A new urban parameterization for the ICON atmospheric model: first results over Italy

The increase in the resolution of atmospheric models for numerical weather prediction and climate simulations allows for a more accurate description of the physical processes at urban scale. Furthermore, a common trend is occurring in most countries: the number of people living in towns keeps on growing remarkably, therefore it becomes increasingly important to study the living conditions in urban or metropolitan areas under demographic and climate change.

In these scenarios, the interest in properly modelling the physical processes in urban areas has gained wide attention in the research community. In particular, the convection-permitting atmospheric models, associated with urban parameterizations, are able to resolve the heterogeneity of cities with applications to heat stress assessment and the development of urban climate adaptation and mitigation strategies.

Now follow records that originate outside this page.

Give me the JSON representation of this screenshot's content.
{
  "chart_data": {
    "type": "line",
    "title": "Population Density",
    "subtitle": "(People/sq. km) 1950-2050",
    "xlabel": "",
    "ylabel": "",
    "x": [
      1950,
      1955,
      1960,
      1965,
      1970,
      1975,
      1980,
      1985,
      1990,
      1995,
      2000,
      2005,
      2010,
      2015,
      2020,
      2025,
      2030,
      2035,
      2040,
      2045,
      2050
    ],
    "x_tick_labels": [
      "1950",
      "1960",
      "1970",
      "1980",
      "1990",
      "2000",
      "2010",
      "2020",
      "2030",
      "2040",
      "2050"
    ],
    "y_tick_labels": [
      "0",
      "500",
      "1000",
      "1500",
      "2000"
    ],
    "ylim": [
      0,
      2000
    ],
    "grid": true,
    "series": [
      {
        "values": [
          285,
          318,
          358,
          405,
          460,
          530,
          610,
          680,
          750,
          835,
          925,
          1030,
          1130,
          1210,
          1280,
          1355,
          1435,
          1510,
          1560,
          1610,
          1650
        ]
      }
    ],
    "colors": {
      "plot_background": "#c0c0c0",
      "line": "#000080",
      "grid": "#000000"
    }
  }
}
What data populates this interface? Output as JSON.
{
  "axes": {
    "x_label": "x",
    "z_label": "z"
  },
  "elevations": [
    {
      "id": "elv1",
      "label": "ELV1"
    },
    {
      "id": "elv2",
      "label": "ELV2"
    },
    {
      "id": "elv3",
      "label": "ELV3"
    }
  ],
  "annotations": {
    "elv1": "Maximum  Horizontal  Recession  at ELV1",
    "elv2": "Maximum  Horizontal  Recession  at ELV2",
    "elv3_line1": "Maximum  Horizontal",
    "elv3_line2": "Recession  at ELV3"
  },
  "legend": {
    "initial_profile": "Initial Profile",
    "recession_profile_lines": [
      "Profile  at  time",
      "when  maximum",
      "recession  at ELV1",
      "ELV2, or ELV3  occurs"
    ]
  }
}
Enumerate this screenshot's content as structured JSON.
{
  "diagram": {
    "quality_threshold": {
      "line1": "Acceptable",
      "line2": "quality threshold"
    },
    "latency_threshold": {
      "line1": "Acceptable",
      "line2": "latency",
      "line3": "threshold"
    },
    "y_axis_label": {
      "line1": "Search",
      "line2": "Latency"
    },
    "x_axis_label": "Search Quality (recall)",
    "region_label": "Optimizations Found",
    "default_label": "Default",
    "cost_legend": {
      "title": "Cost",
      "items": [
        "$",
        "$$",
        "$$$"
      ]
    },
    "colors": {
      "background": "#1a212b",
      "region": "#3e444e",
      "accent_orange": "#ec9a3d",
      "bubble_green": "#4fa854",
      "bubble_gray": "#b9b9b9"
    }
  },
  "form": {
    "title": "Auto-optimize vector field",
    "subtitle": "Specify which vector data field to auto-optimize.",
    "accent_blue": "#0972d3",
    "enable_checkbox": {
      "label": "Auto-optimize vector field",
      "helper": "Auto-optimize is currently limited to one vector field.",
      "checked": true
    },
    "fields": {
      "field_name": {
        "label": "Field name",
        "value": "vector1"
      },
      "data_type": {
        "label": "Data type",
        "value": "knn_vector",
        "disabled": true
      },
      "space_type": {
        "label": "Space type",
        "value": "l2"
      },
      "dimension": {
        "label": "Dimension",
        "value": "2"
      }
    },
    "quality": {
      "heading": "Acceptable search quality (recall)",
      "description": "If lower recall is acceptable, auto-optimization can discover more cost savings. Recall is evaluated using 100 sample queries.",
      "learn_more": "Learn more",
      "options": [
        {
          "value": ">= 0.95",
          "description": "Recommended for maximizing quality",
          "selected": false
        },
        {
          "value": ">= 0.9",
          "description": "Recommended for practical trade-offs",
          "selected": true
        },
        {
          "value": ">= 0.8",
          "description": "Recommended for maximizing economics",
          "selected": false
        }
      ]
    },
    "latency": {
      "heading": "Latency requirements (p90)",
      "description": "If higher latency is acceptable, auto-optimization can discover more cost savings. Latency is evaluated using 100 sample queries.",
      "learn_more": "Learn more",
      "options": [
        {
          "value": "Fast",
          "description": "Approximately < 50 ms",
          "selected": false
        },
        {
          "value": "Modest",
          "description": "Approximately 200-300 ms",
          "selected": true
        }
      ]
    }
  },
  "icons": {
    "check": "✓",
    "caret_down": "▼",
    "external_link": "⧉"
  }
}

In this perspective, a bulk urban canopy parameterization, TERRA_URB, has been developed for the multi-layer land surface scheme of the COSMO regional atmospheric model. This parameterization has already demonstrated to be able to accurately describe the overall properties of urban areas and to correctly reproduce the prominent urban meteorological characteristics for different European cities. Thus, in the framework of the transition from the COSMO model to the new Icosahedral Nonhydrostatic (ICON) Weather and Climate regional model, TERRA_URB needs to be implemented in ICON.

In this work, we present the results for TERRA_URB in ICON-LAM (the limited area model version), for some cities of the Italian peninsula at a mesh size of 2 km. At this stage of the implementation, although further investigations in calibration and in the use of more realistic urban canopy parameters are needed, the preliminary results are really encouraging, since some urban key features are already properly represented, such as urban heat island and urban dry island phenomena. The comparison of these results with available observations is promising. Therefore, this work provides strong evidences regarding the added value of TERRA_URB to ICON in modelling the complex urban canopy interaction processes with the atmosphere.